A OpenAI não está perdendo porque o ChatGPT piorou.
Está perdendo porque o Google construiu algo suficientemente bom e o colocou onde bilhões de pessoas já estão.

Na tecnologia, isso quase sempre decide o jogo.


O que vem a seguir

Três caminhos plausíveis para a OpenAI:

  1. Especialização empresarial (API, verticais, B2B de alto valor)

  2. Nova ruptura técnica (GPT-5 drasticamente superior)

  3. Integração profunda com a Microsoft (Windows, Office, Azure)

O mais provável é uma combinação — com peso maior nos dois últimos.

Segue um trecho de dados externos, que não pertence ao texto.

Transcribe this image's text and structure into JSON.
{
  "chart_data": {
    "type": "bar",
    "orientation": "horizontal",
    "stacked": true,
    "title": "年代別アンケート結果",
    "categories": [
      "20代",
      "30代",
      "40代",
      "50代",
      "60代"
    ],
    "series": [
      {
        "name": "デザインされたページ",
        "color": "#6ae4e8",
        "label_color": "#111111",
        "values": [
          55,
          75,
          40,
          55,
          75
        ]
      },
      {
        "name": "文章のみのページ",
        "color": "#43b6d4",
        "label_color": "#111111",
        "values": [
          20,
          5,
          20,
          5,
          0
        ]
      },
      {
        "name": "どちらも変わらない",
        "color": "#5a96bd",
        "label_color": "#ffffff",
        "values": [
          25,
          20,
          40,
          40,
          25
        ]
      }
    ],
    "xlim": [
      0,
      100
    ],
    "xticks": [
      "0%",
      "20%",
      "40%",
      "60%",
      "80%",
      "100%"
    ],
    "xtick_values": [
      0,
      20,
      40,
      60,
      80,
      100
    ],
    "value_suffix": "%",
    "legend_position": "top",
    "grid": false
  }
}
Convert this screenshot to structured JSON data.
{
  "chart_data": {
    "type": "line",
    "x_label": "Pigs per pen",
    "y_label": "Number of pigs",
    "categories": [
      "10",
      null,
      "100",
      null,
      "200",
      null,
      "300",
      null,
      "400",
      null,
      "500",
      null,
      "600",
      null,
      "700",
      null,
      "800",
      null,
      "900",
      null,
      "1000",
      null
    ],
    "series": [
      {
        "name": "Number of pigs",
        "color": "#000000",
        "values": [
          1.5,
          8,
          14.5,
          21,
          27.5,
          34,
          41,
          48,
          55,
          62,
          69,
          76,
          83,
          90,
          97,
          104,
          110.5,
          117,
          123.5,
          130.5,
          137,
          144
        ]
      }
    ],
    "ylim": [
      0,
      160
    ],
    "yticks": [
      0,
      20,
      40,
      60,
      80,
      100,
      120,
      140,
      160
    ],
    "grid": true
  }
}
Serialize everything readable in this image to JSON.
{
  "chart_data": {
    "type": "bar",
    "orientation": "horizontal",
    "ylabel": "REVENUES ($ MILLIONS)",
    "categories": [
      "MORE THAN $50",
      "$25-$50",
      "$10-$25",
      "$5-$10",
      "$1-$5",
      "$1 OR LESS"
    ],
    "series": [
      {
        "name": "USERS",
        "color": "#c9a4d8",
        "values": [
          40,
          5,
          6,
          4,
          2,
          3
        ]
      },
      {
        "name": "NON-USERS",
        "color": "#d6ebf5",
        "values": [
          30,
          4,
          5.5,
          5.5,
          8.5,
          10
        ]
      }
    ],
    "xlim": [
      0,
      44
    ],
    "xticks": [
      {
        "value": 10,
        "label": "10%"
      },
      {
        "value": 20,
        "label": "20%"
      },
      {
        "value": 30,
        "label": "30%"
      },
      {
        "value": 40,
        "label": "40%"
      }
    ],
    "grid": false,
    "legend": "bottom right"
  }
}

O que isso significa para empresas

  • Não dependa de um único fornecedor

  • Pense em arquitetura multi-modelo

  • Priorize integração ao fluxo de trabalho, não apenas benchmarks

  • Distribuição importa tanto quanto capacidade técnica


Conclusão

A OpenAI criou a categoria.
Mas criar uma categoria não garante vencer o mercado.

A história mostra que quem vence é quem combina:

  • Tecnologia sólida

  • Distribuição massiva

  • Integração profunda

  • Capacidade de sustentar o jogo no longo prazo

O Gemini pode não ter criado a IA generativa para consumidores.
Mas pode, sim, dominar a era que vem a seguir.

E essa disputa está apenas começando.